Die klösterliche Gastfreundschaft

Alle Gäste, die sich im Kloster einfinden, soll man aufnehmen, als wären sie Christus, da er uns einmal sagen wird: “Ich war Pilger und ihr habt mich aufgenommen.”


    Es sind ganz unterschiedliche Motive, aus denen heraus Menschen um klösterliche Gastfreundschaft bitten. Wir können unseren Gästen zwar keine kunsthistorisch bedeutende Bauwerke oder eine beeindruckende Geschichte anbieten, dafür aber unseren größten und wertvollsten Schatz: das Verlangen, Christus, dem König, zu dienen, so wie es die frühen Mönche taten.

    Wir verfügen über ein kleines Gästehaus mit vier Zimmern, in welchen – Frauen und Männer – zwischen drei und zehn Tagen Aufnahme finden können.

    
Während dieser Zeit haben sie – soweit möglich – die Gelegenheit, am klösterlichen Leben der Gemeinschaft Teil zu nehmen.

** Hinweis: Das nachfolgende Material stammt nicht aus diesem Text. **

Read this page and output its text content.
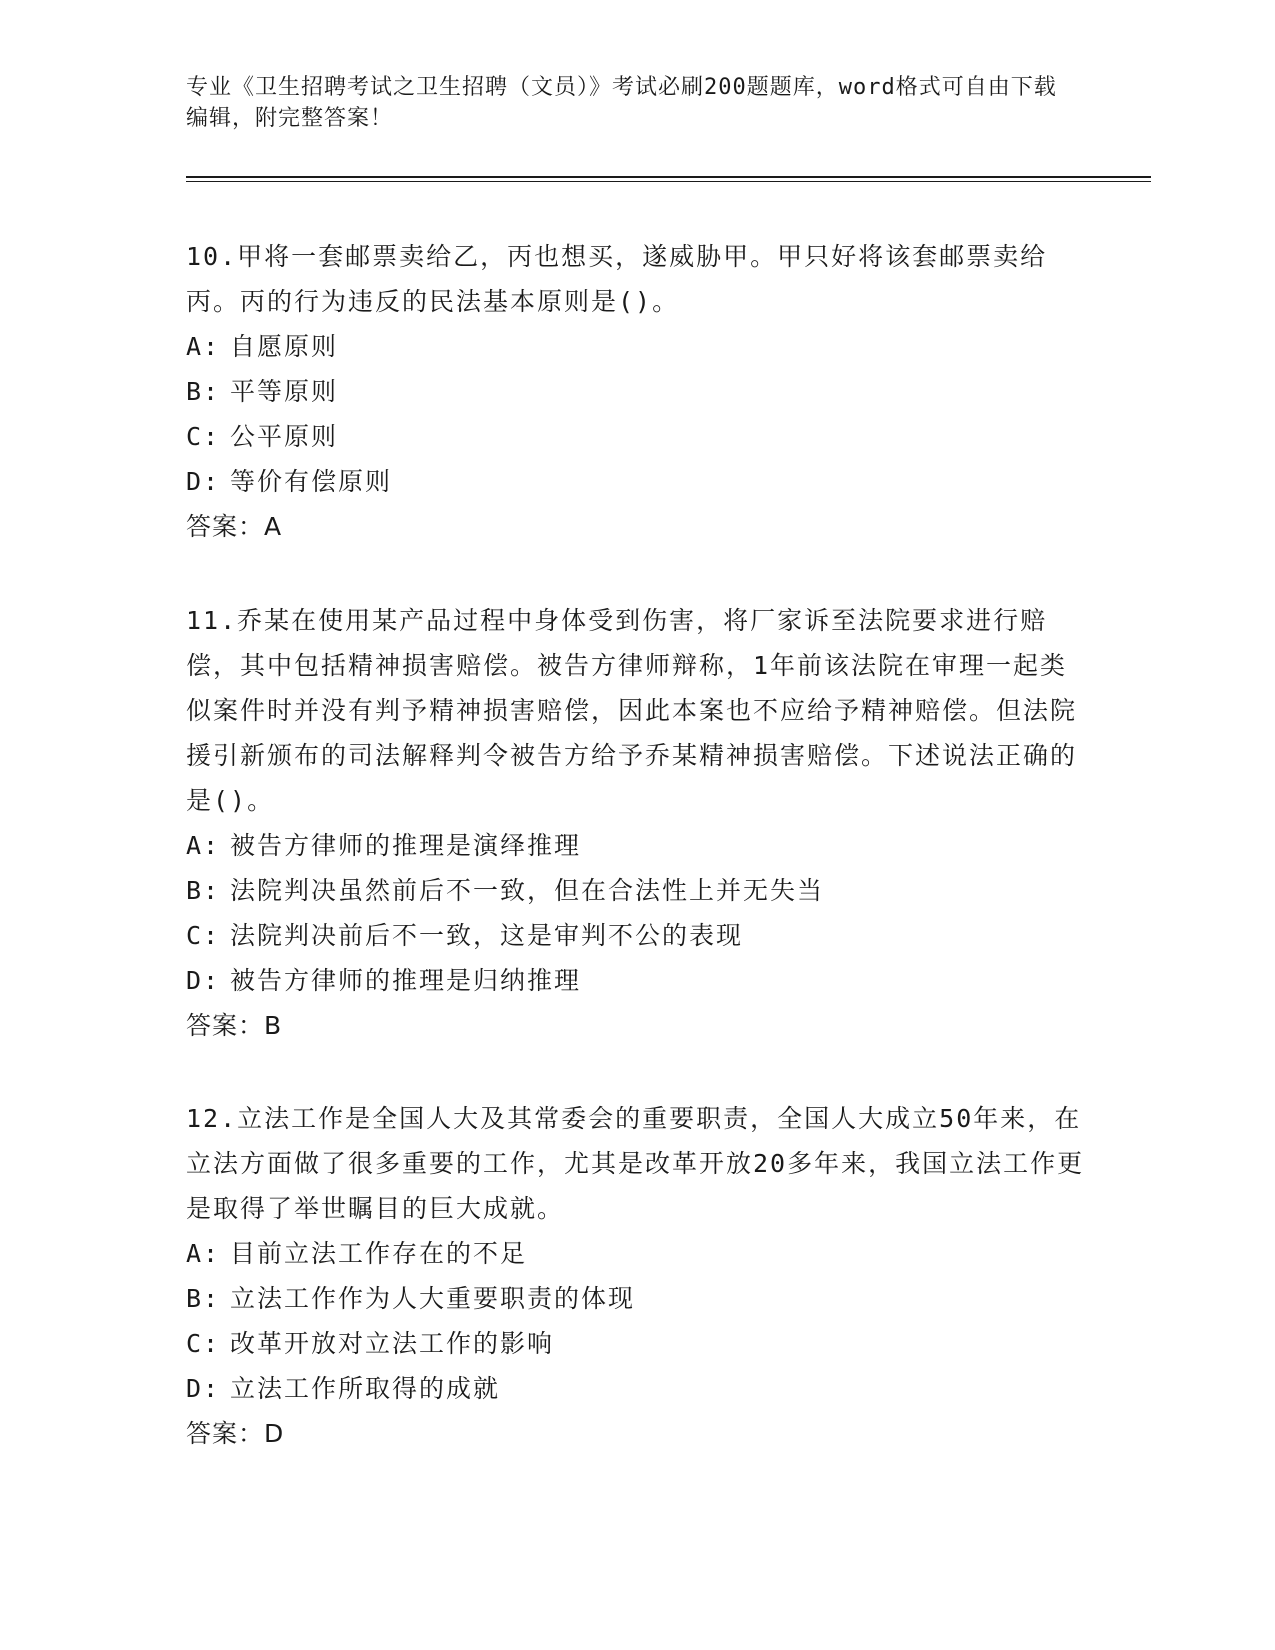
专业《卫生招聘考试之卫生招聘（文员）》考试必刷200题题库，word格式可自由下载编辑，附完整答案！
10.甲将一套邮票卖给乙，丙也想买，遂威胁甲。甲只好将该套邮票卖给丙。丙的行为违反的民法基本原则是()。
A: 自愿原则
B: 平等原则
C: 公平原则
D: 等价有偿原则
答案：A
11.乔某在使用某产品过程中身体受到伤害，将厂家诉至法院要求进行赔偿，其中包括精神损害赔偿。被告方律师辩称，1年前该法院在审理一起类似案件时并没有判予精神损害赔偿，因此本案也不应给予精神赔偿。但法院援引新颁布的司法解释判令被告方给予乔某精神损害赔偿。下述说法正确的是()。
A: 被告方律师的推理是演绎推理
B: 法院判决虽然前后不一致，但在合法性上并无失当
C: 法院判决前后不一致，这是审判不公的表现
D: 被告方律师的推理是归纳推理
答案：B
12.立法工作是全国人大及其常委会的重要职责，全国人大成立50年来，在立法方面做了很多重要的工作，尤其是改革开放20多年来，我国立法工作更是取得了举世瞩目的巨大成就。
A: 目前立法工作存在的不足
B: 立法工作作为人大重要职责的体现
C: 改革开放对立法工作的影响
D: 立法工作所取得的成就
答案：D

In einer familiären Atmosphäre beten und speisen die Gäste gemeinsam mit den Mönchen. Ebenso ist es möglich, einen der Mönche um geführte Exerzitien zu bitten.

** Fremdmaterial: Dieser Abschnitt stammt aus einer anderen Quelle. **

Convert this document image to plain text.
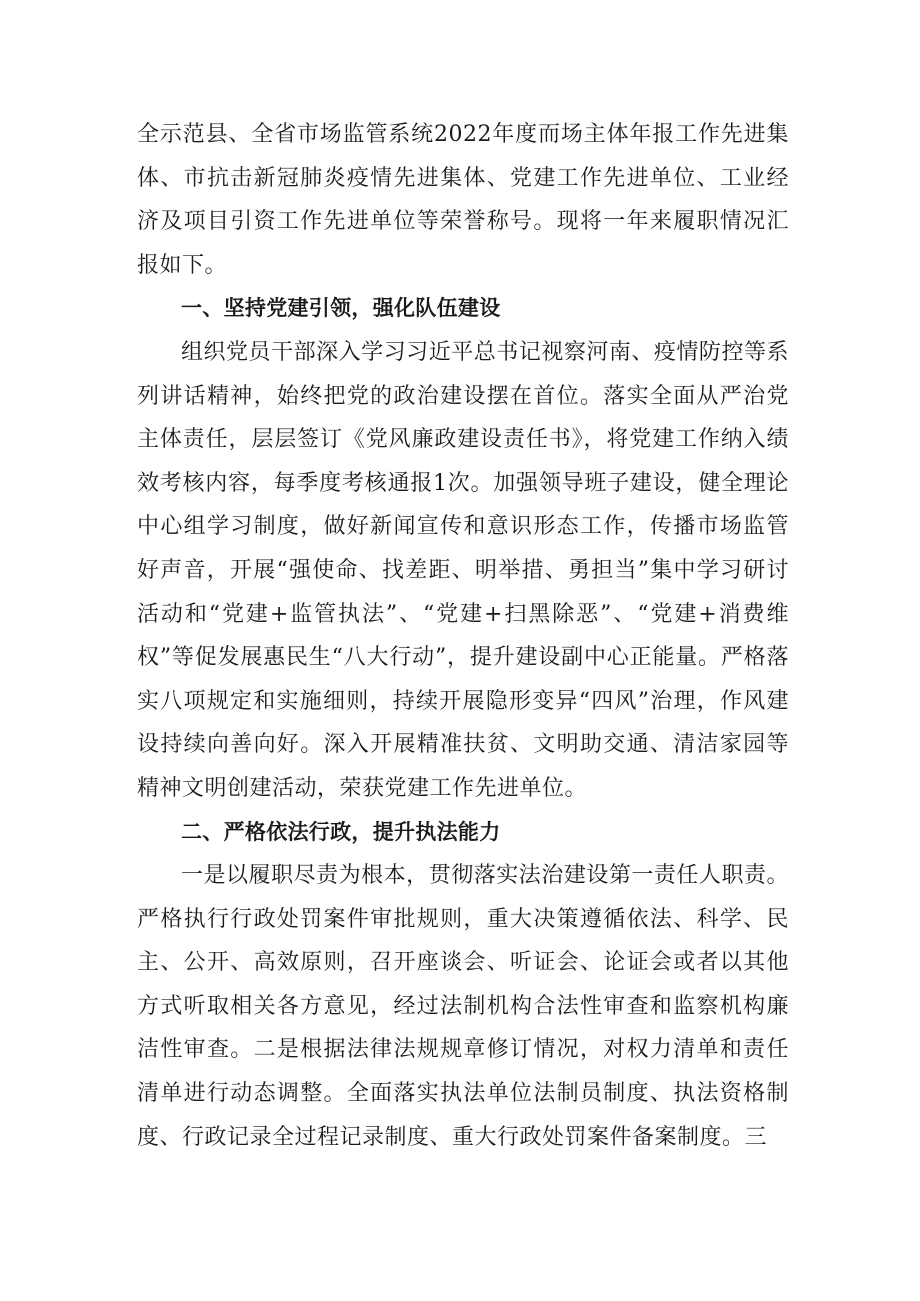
全示范县、全省市场监管系统2022年度而场主体年报工作先进集体、市抗击新冠肺炎疫情先进集体、党建工作先进单位、工业经济及项目引资工作先进单位等荣誉称号。现将一年来履职情况汇报如下。

一、坚持党建引领，强化队伍建设

组织党员干部深入学习习近平总书记视察河南、疫情防控等系列讲话精神，始终把党的政治建设摆在首位。落实全面从严治党主体责任，层层签订《党风廉政建设责任书》，将党建工作纳入绩效考核内容，每季度考核通报1次。加强领导班子建设，健全理论中心组学习制度，做好新闻宣传和意识形态工作，传播市场监管好声音，开展“强使命、找差距、明举措、勇担当”集中学习研讨活动和“党建+监管执法”、“党建+扫黑除恶”、“党建+消费维权”等促发展惠民生“八大行动”，提升建设副中心正能量。严格落实八项规定和实施细则，持续开展隐形变异“四风”治理，作风建设持续向善向好。深入开展精准扶贫、文明助交通、清洁家园等精神文明创建活动，荣获党建工作先进单位。

二、严格依法行政，提升执法能力

一是以履职尽责为根本，贯彻落实法治建设第一责任人职责。严格执行行政处罚案件审批规则，重大决策遵循依法、科学、民主、公开、高效原则，召开座谈会、听证会、论证会或者以其他方式听取相关各方意见，经过法制机构合法性审查和监察机构廉洁性审查。二是根据法律法规规章修订情况，对权力清单和责任清单进行动态调整。全面落实执法单位法制员制度、执法资格制度、行政记录全过程记录制度、重大行政处罚案件备案制度。三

    Die Anforderungen des modernen Lebens gehen nicht spurlos an uns vorüber. Häufig bleibt keine Zeit mehr, um zur Ruhe zu kommen. Technik und Kommunikationsmittel ermüden und berauben uns nicht selten unserer eigenen Urteilskraft. Da mag der Rückzug in ein klösterliches Gästehaus eine gute Gelegenheit bieten, sich einfach an der Güte und Menschenfreundlichkeit des Herrn zu erfreuen, um zu sich selber zu gelangen und auszuruhen, um  neue Impulse für das geistliche Leben zu finden.

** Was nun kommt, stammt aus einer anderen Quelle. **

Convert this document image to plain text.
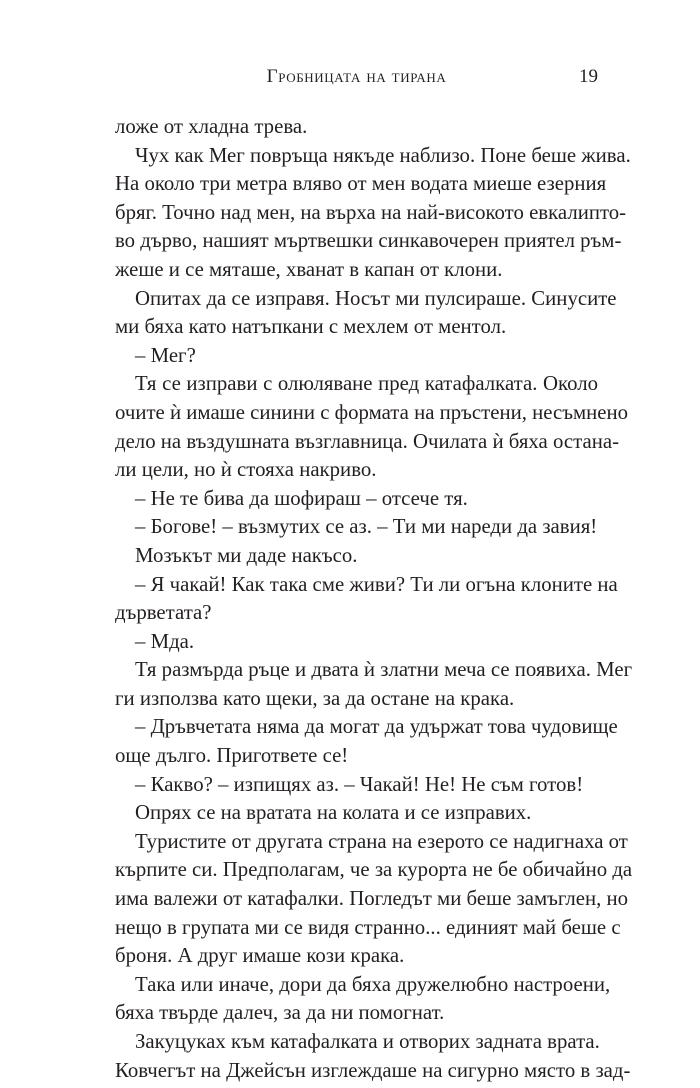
Гробницата на тирана	19
ложе от хладна трева.
Чух как Мег повръща някъде наблизо. Поне беше жива.
На около три метра вляво от мен водата миеше езерния
бряг. Точно над мен, на върха на най-високото евкалипто-
во дърво, нашият мъртвешки синкавочерен приятел ръм-
жеше и се мяташе, хванат в капан от клони.
Опитах да се изправя. Носът ми пулсираше. Синусите
ми бяха като натъпкани с мехлем от ментол.
– Мег?
Тя се изправи с олюляване пред катафалката. Около
очите ѝ имаше синини с формата на пръстени, несъмнено
дело на въздушната възглавница. Очилата ѝ бяха остана-
ли цели, но ѝ стояха накриво.
– Не те бива да шофираш – отсече тя.
– Богове! – възмутих се аз. – Ти ми нареди да завия!
Мозъкът ми даде накъсо.
– Я чакай! Как така сме живи? Ти ли огъна клоните на
дърветата?
– Мда.
Тя размърда ръце и двата ѝ златни меча се появиха. Мег
ги използва като щеки, за да остане на крака.
– Дръвчетата няма да могат да удържат това чудовище
още дълго. Пригответе се!
– Какво? – изпищях аз. – Чакай! Не! Не съм готов!
Опрях се на вратата на колата и се изправих.
Туристите от другата страна на езерото се надигнаха от
кърпите си. Предполагам, че за курорта не бе обичайно да
има валежи от катафалки. Погледът ми беше замъглен, но
нещо в групата ми се видя странно... единият май беше с
броня. А друг имаше кози крака.
Така или иначе, дори да бяха дружелюбно настроени,
бяха твърде далеч, за да ни помогнат.
Закуцуках към катафалката и отворих задната врата.
Ковчегът на Джейсън изглеждаше на сигурно място в зад-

    Andererseits eröffnet unser Gästehaus die Möglichkeit, mit den unzähligen Pilgern in Kontakt zu kommen, die auf dem Weg nach Santiago in Rabanal del Camino Station machen.

    Die Umgebung lädt zudem zu kürzeren Ausflügen in die Umgebung ein, wie etwa zum berühmten Cruz der Hierro, in etwa 1 ½ Stunden zu Fuß erreichbar.